Measure your workplace’s bias quotient
Data from a variety of sources and channels can be collected to help organizations determine their bias quotient. This data includes:
- Behavioral training data
- Exit and stay interviews
- Helpline reports
- Demographics
- Employee surveys
- Hiring, promotion, and attrition data
- Policy incidents and violations
The goal of measuring and acting on your organization’s bias quotient is to strive for employee growth and continual improvement.
Ultimately, employees should be trained to be better, more self-aware versions of themselves, which helps to lead a workplace culture in which everyone feels respected and heard.
Track promotions by race and gender
Advancing in their careers is quite a struggle for women and minorities, even in this day and age. A McKinsey study found that for every 100 men promoted to manager, only 85 women advanced. That number was even less for women of color.
Companies have been known to promote a majority of white men based on potential, whereas women and minorities are awarded positions based on experience.
This behavior feeds the “prove it again” bias, the often unconscious expectation that women and minority employees readily supply evidence of their competence.
In a survey of bias in engineering, 68% of respondents of color stated that they had to continually prove themselves, while only 35% of white male engineers felt similar.
When promotions and pay data are tracked alongside a company’s diversity and inclusion strategies, the company is forced to hold itself accountable to its employees. This makes the company better equipped to identify inequality, and able to uncover existing bias in promotion practices.
Ensure the hiring process is unbiased
When it comes to recruitment and hiring practices, the influence of implicit bias is serious and detrimental.
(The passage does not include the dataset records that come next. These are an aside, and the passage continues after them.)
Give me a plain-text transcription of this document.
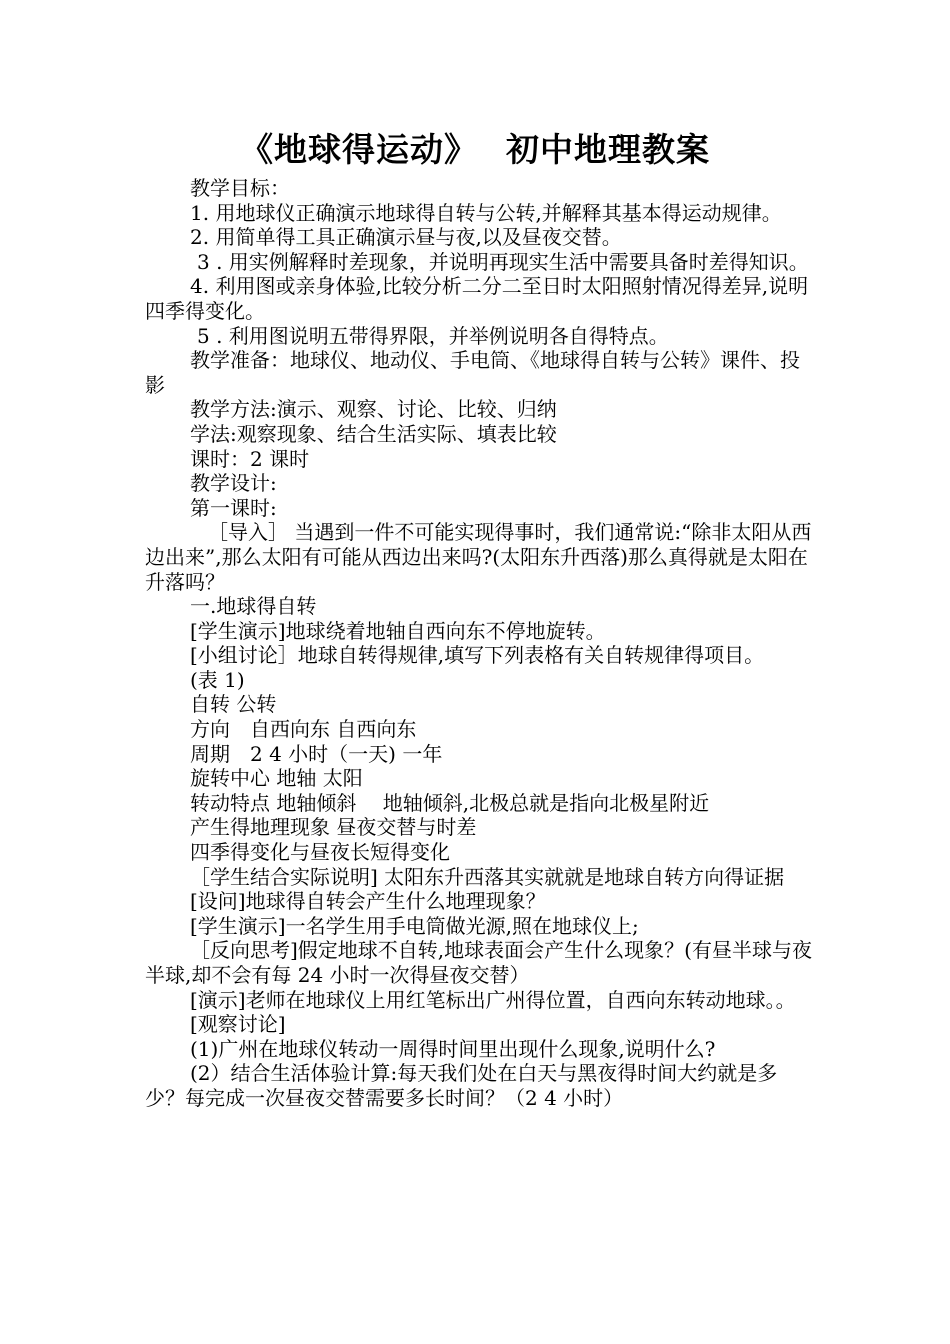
《地球得运动》 初中地理教案

教学目标：

1. 用地球仪正确演示地球得自转与公转,并解释其基本得运动规律。

2. 用简单得工具正确演示昼与夜,以及昼夜交替。

3 . 用实例解释时差现象，并说明再现实生活中需要具备时差得知识。

4. 利用图或亲身体验,比较分析二分二至日时太阳照射情况得差异,说明四季得变化。

5 . 利用图说明五带得界限，并举例说明各自得特点。

教学准备：地球仪、地动仪、手电筒、《地球得自转与公转》课件、投影

教学方法:演示、观察、讨论、比较、归纳

学法:观察现象、结合生活实际、填表比较

课时：2 课时

教学设计:

第一课时:

［导入］ 当遇到一件不可能实现得事时，我们通常说:“除非太阳从西边出来”,那么太阳有可能从西边出来吗?(太阳东升西落)那么真得就是太阳在升落吗？

一.地球得自转

[学生演示]地球绕着地轴自西向东不停地旋转。

[小组讨论］地球自转得规律,填写下列表格有关自转规律得项目。

(表 1)

自转 公转

方向　自西向东 自西向东

周期　2 4 小时（一天) 一年

旋转中心 地轴 太阳

转动特点 地轴倾斜　 地轴倾斜,北极总就是指向北极星附近

产生得地理现象 昼夜交替与时差

四季得变化与昼夜长短得变化

［学生结合实际说明] 太阳东升西落其实就就是地球自转方向得证据

[设问]地球得自转会产生什么地理现象？

[学生演示]一名学生用手电筒做光源,照在地球仪上;

［反向思考]假定地球不自转,地球表面会产生什么现象？(有昼半球与夜半球,却不会有每 24 小时一次得昼夜交替）

[演示]老师在地球仪上用红笔标出广州得位置，自西向东转动地球。。

[观察讨论]

(1)广州在地球仪转动一周得时间里出现什么现象,说明什么?

(2）结合生活体验计算:每天我们处在白天与黑夜得时间大约就是多少？每完成一次昼夜交替需要多长时间？（2 4 小时）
From a reliance on traditional recruiting sources to judging candidates based on their name, judgment can take many forms.
A vast body of research shows that the hiring process is biased and unfair. Unconscious racism, ageism, and sexism play a big role in who companies hire, but this can be changed with the help of artificial intelligence that eliminates human bias.
Arya Pulse provides employers with one consolidated list of qualified candidates from 70+ professional channels instantly. Arya uses advanced machine learning and AI to qualify candidates based on a company’s inputs. Arya helps organizations meet their individual diversity, equity, and inclusion goals while eliminating human hiring bias.
Similarly, Knockri is an HR tech startup that uses AI to create interview assessment tools to help companies eliminate all hiring bias in the workplace.
Knockri uses Ethical AI technology to score candidates based on their answers, excluding their appearance or name. This has resulted in an average increase of racial and gender diversity by 25% and increase in quality of hire by 22% for their clients.
AI anti-bias hiring technology is not just designed to help companies meet their diversity quota; it’s meant to bring them the best candidates with the layer of initial bias removed that might come with the first interview or application.